Потом он заметил Лонни и надзирателей, связь прервалась, он бросил себя резать и пробормотал:
— Ой, ой, ой. Ой, как больно. Ой, ой. О нет.
А заточки из раны не вытащил.
— Еба-а-ать, ты это видел? — воскликнул Джефф так громко, что Прентис подскочил в кресле. — Он поймал! Он поймал грёбаный пиздоёбский мяч и уронил его, сука!
Прентис осел назад в кресло и откупорил ещё одну бутылку пива.
— Ага. Он там, наверное, на стадионе «Доджер» тебя услышал и перепугался, Джефф.
Поймал мяч и уронил его.
До Прентиса начинало доходить, что он винит себя в смерти Эми.
Он понял, что отношения получаются серьёзные, где-то на третьем свидании. Первое было конвульсивно-сексуальным. Второе — немного сдержанным, оба они инстинктивно приняли защитные стойки, преисполнившись некоторой неуверенности. К тому же маниакальная фаза всё только ухудшила. И тем не менее, даже в этом состоянии девушка продолжала его очаровывать. Она никогда не теряла привлекательности.

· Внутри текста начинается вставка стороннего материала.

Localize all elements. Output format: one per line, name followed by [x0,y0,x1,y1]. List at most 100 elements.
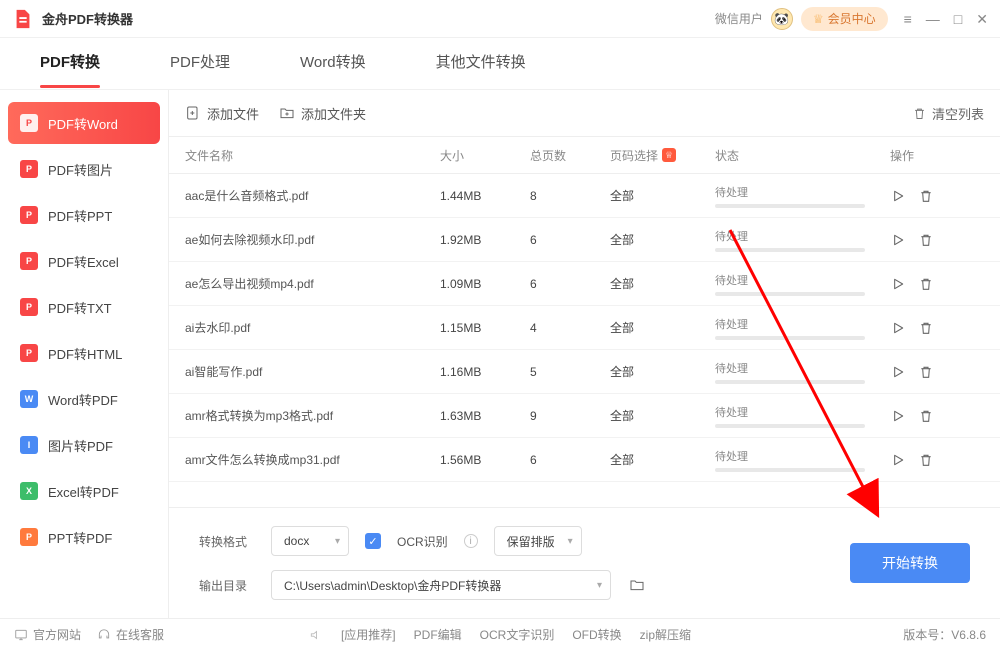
cell-range[interactable]: 全部 [610,187,715,204]
trash-icon[interactable] [918,276,934,292]
output-path-select[interactable]: C:\Users\admin\Desktop\金舟PDF转换器 [271,570,611,600]
cell-name: ae如何去除视频水印.pdf [185,231,440,248]
sidebar-item-pdf-to-txt[interactable]: PPDF转TXT [8,286,160,328]
cell-range[interactable]: 全部 [610,231,715,248]
cell-size: 1.56MB [440,453,530,467]
trash-icon[interactable] [918,232,934,248]
table-row[interactable]: ai去水印.pdf 1.15MB 4 全部 待处理 [169,306,1000,350]
trash-icon[interactable] [918,408,934,424]
play-icon[interactable] [890,364,906,380]
table-row[interactable]: ae怎么导出视频mp4.pdf 1.09MB 6 全部 待处理 [169,262,1000,306]
cell-status: 待处理 [715,228,885,252]
cell-ops [885,188,984,204]
cell-pages: 8 [530,189,610,203]
sidebar-item-image-to-pdf[interactable]: I图片转PDF [8,424,160,466]
cell-ops [885,232,984,248]
footer-link-zip[interactable]: zip解压缩 [640,626,691,643]
footer-link-apps[interactable]: [应用推荐] [341,626,396,643]
play-icon[interactable] [890,188,906,204]
cell-size: 1.92MB [440,233,530,247]
cell-ops [885,364,984,380]
play-icon[interactable] [890,408,906,424]
cell-name: aac是什么音频格式.pdf [185,187,440,204]
start-convert-button[interactable]: 开始转换 [850,543,970,583]
avatar[interactable]: 🐼 [771,8,793,30]
play-icon[interactable] [890,276,906,292]
output-label: 输出目录 [199,577,255,594]
footer: 官方网站 在线客服 [应用推荐] PDF编辑 OCR文字识别 OFD转换 zip… [0,618,1000,650]
table-row[interactable]: ae如何去除视频水印.pdf 1.92MB 6 全部 待处理 [169,218,1000,262]
sidebar-item-pdf-to-word[interactable]: PPDF转Word [8,102,160,144]
wechat-user-label: 微信用户 [715,10,763,27]
add-folder-button[interactable]: 添加文件夹 [279,104,366,123]
trash-icon[interactable] [918,188,934,204]
footer-link-edit[interactable]: PDF编辑 [414,626,462,643]
cell-name: amr格式转换为mp3格式.pdf [185,407,440,424]
footer-link-ocr[interactable]: OCR文字识别 [480,626,555,643]
sidebar-item-pdf-to-excel[interactable]: PPDF转Excel [8,240,160,282]
format-select[interactable]: docx [271,526,349,556]
add-file-button[interactable]: 添加文件 [185,104,259,123]
cell-size: 1.09MB [440,277,530,291]
cell-pages: 6 [530,277,610,291]
clear-list-button[interactable]: 清空列表 [912,104,984,123]
ocr-label: OCR识别 [397,533,448,550]
sidebar-item-pdf-to-html[interactable]: PPDF转HTML [8,332,160,374]
layout-select[interactable]: 保留排版 [494,526,582,556]
header-pages: 总页数 [530,147,610,164]
sidebar-item-pdf-to-ppt[interactable]: PPDF转PPT [8,194,160,236]
table-row[interactable]: aac是什么音频格式.pdf 1.44MB 8 全部 待处理 [169,174,1000,218]
progress-bar [715,468,865,472]
member-center-button[interactable]: 会员中心 [801,7,888,31]
pdf-icon: P [20,252,38,270]
file-list: aac是什么音频格式.pdf 1.44MB 8 全部 待处理 ae如何去除视频水… [169,174,1000,507]
trash-icon[interactable] [918,364,934,380]
header-name: 文件名称 [185,147,440,164]
play-icon[interactable] [890,320,906,336]
play-icon[interactable] [890,232,906,248]
close-button[interactable]: ✕ [976,12,988,26]
cell-range[interactable]: 全部 [610,451,715,468]
footer-link-ofd[interactable]: OFD转换 [572,626,621,643]
trash-icon[interactable] [918,320,934,336]
ppt-icon: P [20,528,38,546]
cell-ops [885,452,984,468]
progress-bar [715,336,865,340]
table-row[interactable]: amr格式转换为mp3格式.pdf 1.63MB 9 全部 待处理 [169,394,1000,438]
tab-pdf-process[interactable]: PDF处理 [170,51,230,76]
cell-range[interactable]: 全部 [610,275,715,292]
app-logo [12,8,34,30]
cell-range[interactable]: 全部 [610,363,715,380]
tab-other-convert[interactable]: 其他文件转换 [436,51,526,76]
progress-bar [715,204,865,208]
sidebar-item-pdf-to-image[interactable]: PPDF转图片 [8,148,160,190]
menu-icon[interactable]: ≡ [904,12,912,26]
maximize-button[interactable]: □ [954,12,962,26]
pdf-icon: P [20,160,38,178]
pdf-icon: P [20,114,38,132]
table-row[interactable]: amr文件怎么转换成mp31.pdf 1.56MB 6 全部 待处理 [169,438,1000,482]
tab-pdf-convert[interactable]: PDF转换 [40,51,100,76]
official-site-link[interactable]: 官方网站 [14,626,81,643]
cell-status: 待处理 [715,272,885,296]
tab-word-convert[interactable]: Word转换 [300,51,366,76]
minimize-button[interactable]: — [926,12,940,26]
ocr-checkbox[interactable]: ✓ [365,533,381,549]
cell-range[interactable]: 全部 [610,407,715,424]
pdf-icon: P [20,298,38,316]
folder-icon[interactable] [627,577,647,593]
cell-size: 1.63MB [440,409,530,423]
footer-center-links: [应用推荐] PDF编辑 OCR文字识别 OFD转换 zip解压缩 [309,626,691,643]
support-link[interactable]: 在线客服 [97,626,164,643]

После второго свидания, простившись показно-вежливо, Прентис подумал, что они, верно, больше никогда не встретятся. Он сказал, что с её стороны как-то по-детски всё время только и трындеть о себе любимой; Эми ответила, что сам Прентис постоянно шутит, а ей хотелось поговорить о чём-то реальном. Он сказал:
— Именно. И ты не смогла.
Но двумя днями позже Эми удивила его, позвонив и пригласив на ужин. Вполне радушным тоном. Наверное, опять в светлой фазе. Во что это он влез, собираясь построить отношения с девушкой, подверженной резким переменам настроения? Не иначе, перефразируя президента [18] , глубоко в дуду. Но он согласился. Она оказалась неплохой хозяйкой, хотя после готовки её кухня выглядела так, словно по ней торнадо пронёсся, и в таком состоянии пребывала ещё дня два. Жаркое было превосходное, малиновый мусс — исключительный, но не успел Прентис покончить с угощеньем, как девушка забралась к нему на колени, обвила бёдрами и принялась возиться с ширинкой. Он чувствовал у неё на языке вкус бренди и мусса. На этот раз она не носила колготок.
18
Джорджа Буша-старшего.
Первый раз в ту ночь занявшись любовью, они превратили это в долгий спазм страсти, от кресла до ковра. Но когда на диване это случилось опять, то началось томно, а превратилось в экстатический поиск друг друга. Он быстро научился поддерживать внутри неё мерный поршневый ритм, уравновешивая её подёргивания и толчки. Этого-то ей и было надо: его напряжённый член проник за оборки её плоти и вовлёк их обоих в редкой полноты слияние, завершившееся восхитительным оргазмом. Момент получилось рассчитать как нельзя точней: двери эмоционального восприятия раскрылись, они распахнули глаза и увидели друг друга. Ему явилась мимолётная мысль, что вплоть до этого момента их умелая и очень современная сексуальность сводилась лишь к взаимопользованию...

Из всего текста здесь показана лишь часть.